We’ve been traveling so this is somewhat delayed. For those of you just joining us, this is an account of Donn’s trip to the Mauritanian border and journey back in a fruit truck, complete with 2 drivers and all our stuff in the back. Read parts one, two, three, and four here.

Saied 1 was slight of stature whereas Saied 2 was at least twice his body mass, a good 2 feet taller and bigger all around. I had asked Tim to put the particulars of the agreement in writing—i.e. final destination, Rabat; payment in Rabat; amount of payment; etc. Saied 2 attempted a few last minute renegotiations, suggesting things like perhaps when we got to their hometown of Agadir (an 8 hour drive south of Rabat), I could find another truck to take me the rest of the way. No. Oh, and aren’t I paying their travel expenses in addition to the amount agreed on? No. I said good-bye to Tim and climbed in with my new travel companions. We were set, cleared for departure. A port worker–perhaps sensing an opportunity about to pass–pressed me for a gift. I declined as Saied 1 behind the wheel pulled out of the border into the wasteland that is the Sahara.

There are no features there except windblown rocks that are permeated with holes. I didn’t stop to photograph them on the way down as it was not worth the gamble to stop Mohamed’s car, and I did not photograph them on the way up as the truckers were anxious to get going and I didn’t want to advertise that my bag held such electronic treasures such as a digital camera. I thought of various ways to describe these rocks. Petrified swiss-cheese. A hard, dry dusty sponge. Or my first impression, which brought to mind a walk I once took on the beach of Mauritania where I found a 3 or 4 foot tortoise shell, badly decomposed. Its basic shape was intact but it was shabby and full of holes. This was the sole distinguishing feature of the landscape during the 5 hours between the border and Dahkla.

We stopped at the café where Mohamed and I had broken down the day before and had lunch. There was a group of truckers and Saied 2 chatted with them after lunch while Saied 1 and I waited by the truck. The truck had a bench seat with two places and a spot in the middle with not enough leg room. It also had a small bed area behind the front seats. I thought, “This is going to get uncomfortable, but here I am with our stuff after 2 years in storage. This is the final part of the journey. I just need to ignore any discomfort, deal with boredom and get home.” Just then, Saied 2 appeared with a hitch-hiker. “Are you kidding me?” I thought. “Where is he going to go?” The 4 of us climbed into the cab…
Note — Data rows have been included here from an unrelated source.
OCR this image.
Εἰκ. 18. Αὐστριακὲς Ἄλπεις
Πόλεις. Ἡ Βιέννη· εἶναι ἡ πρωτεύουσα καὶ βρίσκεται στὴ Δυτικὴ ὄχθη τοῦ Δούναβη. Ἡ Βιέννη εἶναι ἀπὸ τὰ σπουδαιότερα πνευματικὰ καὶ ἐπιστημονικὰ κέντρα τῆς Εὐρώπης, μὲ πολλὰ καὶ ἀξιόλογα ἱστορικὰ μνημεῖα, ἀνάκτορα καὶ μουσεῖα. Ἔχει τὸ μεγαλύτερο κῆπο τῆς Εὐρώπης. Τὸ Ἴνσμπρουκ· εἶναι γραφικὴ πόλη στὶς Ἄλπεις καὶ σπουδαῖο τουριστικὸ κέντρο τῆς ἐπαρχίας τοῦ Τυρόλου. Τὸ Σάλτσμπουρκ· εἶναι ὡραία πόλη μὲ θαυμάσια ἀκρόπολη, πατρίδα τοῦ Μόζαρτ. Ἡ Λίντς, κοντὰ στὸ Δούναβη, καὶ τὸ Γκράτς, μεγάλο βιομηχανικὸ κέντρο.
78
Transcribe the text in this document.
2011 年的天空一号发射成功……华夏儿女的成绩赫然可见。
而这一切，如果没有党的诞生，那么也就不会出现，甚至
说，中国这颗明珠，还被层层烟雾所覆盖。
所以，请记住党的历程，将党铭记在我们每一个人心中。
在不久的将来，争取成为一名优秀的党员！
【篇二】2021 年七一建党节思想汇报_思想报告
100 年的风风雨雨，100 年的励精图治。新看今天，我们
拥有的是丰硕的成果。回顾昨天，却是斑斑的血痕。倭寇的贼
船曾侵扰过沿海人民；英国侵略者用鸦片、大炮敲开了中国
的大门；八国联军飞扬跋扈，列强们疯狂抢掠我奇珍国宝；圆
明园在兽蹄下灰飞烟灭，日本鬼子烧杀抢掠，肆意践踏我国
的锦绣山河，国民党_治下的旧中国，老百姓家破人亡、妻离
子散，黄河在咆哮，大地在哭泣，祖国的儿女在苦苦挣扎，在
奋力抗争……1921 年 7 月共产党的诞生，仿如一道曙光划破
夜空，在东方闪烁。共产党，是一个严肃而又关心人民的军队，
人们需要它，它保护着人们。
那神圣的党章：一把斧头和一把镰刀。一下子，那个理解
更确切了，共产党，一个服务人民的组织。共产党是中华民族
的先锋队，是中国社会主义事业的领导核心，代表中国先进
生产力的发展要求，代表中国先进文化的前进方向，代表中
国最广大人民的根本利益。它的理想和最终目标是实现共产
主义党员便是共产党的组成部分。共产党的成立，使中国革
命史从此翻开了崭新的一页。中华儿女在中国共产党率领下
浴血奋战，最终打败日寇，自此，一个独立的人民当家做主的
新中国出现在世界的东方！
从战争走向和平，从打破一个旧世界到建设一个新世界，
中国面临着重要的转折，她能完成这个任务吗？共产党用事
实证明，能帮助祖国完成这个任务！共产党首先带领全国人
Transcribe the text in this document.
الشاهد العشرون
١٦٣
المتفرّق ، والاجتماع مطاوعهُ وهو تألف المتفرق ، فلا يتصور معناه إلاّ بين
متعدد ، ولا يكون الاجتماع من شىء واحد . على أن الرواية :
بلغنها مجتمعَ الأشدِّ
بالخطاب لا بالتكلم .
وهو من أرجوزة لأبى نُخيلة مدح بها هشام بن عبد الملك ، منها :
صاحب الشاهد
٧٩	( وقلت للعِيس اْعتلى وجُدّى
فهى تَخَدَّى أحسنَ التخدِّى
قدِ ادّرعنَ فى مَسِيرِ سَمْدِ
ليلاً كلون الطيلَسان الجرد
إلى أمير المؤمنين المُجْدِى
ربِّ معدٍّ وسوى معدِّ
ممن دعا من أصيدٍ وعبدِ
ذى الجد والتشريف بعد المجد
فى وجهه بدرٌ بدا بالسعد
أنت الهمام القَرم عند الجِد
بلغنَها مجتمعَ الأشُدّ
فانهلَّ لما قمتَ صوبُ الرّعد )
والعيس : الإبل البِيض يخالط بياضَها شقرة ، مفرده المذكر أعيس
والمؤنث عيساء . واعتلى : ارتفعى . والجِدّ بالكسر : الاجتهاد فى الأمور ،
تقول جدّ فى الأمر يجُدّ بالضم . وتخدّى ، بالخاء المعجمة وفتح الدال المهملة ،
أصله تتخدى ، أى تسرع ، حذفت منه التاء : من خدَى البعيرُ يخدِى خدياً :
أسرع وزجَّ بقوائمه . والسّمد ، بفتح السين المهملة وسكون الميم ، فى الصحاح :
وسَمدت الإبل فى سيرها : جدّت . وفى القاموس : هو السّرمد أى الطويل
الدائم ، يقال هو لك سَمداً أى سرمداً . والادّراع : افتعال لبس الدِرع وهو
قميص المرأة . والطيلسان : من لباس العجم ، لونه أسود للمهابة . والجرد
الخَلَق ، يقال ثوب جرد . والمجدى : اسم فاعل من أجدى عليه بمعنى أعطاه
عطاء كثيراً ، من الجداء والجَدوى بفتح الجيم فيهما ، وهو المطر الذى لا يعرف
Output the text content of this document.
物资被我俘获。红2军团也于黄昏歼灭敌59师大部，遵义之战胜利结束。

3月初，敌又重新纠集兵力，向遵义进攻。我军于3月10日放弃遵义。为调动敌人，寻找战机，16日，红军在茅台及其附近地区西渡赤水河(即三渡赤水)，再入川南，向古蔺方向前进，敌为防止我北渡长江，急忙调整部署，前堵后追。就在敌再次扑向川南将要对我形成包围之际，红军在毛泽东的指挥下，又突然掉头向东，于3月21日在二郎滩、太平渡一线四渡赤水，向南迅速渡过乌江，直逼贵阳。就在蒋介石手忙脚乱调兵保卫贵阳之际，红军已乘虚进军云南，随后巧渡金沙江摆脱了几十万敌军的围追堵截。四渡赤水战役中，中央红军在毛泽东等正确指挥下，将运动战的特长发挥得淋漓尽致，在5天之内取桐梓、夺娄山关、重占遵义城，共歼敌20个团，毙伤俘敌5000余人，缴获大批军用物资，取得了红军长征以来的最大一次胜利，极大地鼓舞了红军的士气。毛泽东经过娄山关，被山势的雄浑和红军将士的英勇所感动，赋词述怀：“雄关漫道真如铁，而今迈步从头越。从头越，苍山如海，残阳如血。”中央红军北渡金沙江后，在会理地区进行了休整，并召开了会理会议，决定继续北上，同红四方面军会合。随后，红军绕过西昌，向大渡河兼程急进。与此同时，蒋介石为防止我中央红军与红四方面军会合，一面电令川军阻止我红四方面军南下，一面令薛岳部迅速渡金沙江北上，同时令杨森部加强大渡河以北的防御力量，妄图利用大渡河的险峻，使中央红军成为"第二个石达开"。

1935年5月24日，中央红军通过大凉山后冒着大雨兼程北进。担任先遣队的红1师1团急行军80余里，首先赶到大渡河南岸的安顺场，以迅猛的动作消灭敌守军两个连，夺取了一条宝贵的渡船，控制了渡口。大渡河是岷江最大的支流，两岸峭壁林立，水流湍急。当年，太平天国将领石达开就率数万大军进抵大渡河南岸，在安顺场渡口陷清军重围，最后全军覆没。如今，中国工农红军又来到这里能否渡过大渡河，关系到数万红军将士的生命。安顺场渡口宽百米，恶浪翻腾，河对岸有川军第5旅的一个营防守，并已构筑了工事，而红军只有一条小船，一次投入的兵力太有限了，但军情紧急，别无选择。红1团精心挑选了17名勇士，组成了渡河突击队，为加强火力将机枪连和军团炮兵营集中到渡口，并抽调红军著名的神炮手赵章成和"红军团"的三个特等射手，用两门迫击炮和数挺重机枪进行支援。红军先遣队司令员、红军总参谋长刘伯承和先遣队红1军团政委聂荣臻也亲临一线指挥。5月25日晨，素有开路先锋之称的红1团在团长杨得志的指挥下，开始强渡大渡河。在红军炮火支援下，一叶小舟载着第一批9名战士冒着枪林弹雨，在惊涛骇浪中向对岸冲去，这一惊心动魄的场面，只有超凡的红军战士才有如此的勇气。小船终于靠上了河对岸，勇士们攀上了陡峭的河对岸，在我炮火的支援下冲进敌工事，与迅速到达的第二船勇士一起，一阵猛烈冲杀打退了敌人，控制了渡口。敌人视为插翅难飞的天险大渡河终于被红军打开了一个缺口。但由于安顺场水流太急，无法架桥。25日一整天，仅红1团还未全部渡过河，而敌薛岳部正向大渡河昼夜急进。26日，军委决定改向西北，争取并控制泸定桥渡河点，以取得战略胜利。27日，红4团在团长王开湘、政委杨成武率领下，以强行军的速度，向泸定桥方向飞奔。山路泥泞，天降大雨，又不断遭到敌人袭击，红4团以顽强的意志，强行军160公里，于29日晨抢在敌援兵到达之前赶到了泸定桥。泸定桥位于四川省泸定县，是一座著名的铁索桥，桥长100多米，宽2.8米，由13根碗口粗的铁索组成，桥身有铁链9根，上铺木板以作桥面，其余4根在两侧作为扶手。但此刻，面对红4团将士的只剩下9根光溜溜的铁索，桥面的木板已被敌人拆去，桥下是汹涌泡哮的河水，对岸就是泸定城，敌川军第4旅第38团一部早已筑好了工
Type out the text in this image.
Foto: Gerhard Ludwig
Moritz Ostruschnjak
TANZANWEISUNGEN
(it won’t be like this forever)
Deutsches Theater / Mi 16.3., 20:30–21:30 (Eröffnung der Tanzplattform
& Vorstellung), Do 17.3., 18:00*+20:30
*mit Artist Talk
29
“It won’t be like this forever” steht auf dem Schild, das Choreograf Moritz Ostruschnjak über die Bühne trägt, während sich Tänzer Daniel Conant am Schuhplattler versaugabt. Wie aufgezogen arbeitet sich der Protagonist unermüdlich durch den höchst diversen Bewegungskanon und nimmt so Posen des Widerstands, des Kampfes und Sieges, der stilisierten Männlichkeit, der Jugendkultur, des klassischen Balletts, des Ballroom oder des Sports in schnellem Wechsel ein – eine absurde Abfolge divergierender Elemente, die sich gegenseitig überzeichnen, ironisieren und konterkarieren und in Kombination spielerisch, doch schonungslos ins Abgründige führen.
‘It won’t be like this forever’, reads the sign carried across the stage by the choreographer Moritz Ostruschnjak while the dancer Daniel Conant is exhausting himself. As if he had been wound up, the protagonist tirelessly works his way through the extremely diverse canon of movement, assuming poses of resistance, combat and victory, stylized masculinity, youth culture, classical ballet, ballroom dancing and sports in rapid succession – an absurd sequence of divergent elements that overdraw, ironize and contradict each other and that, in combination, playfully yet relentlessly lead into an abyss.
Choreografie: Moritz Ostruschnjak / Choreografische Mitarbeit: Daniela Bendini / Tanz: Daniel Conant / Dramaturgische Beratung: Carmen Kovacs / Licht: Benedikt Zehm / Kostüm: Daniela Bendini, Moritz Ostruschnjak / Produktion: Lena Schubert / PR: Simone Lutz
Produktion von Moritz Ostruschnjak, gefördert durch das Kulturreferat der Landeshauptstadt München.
We seemed to stop at every truck stop on the route and at each one, we met the same group of truckers, drinking tea, smoking, using the bathroom, talking. It was kind of like a pub-crawl through a desert wasteland. One named Mohamed spoke French and wore a dress-shirt. He seemed out of place, like a business man in a field. He asked where I was going and as I explained, I mentioned some of the attempts on S2’s part to renegotiate the particulars of the agreement. I wasn’t altogether sure I’d heard the last from Saied on it and I find it helpful, when possible, to get the reaction of locals to various situations. Are they surprised? Amused? Resigned? He immediately went and talked to Saied. To me as an American it seemed heated–I don’t use that tone or volume except when I’m put out–but in this part of the world, that’s often how people talk. After 10 minutes he turned to me and said that everything was settled. “I wasn’t thinking to talk to him about it, I just wanted your thoughts on it. Was he angry?” I thought, “I’ve got ride with these people! Worse, I’ve got to close my eyes and sleep next to these people.”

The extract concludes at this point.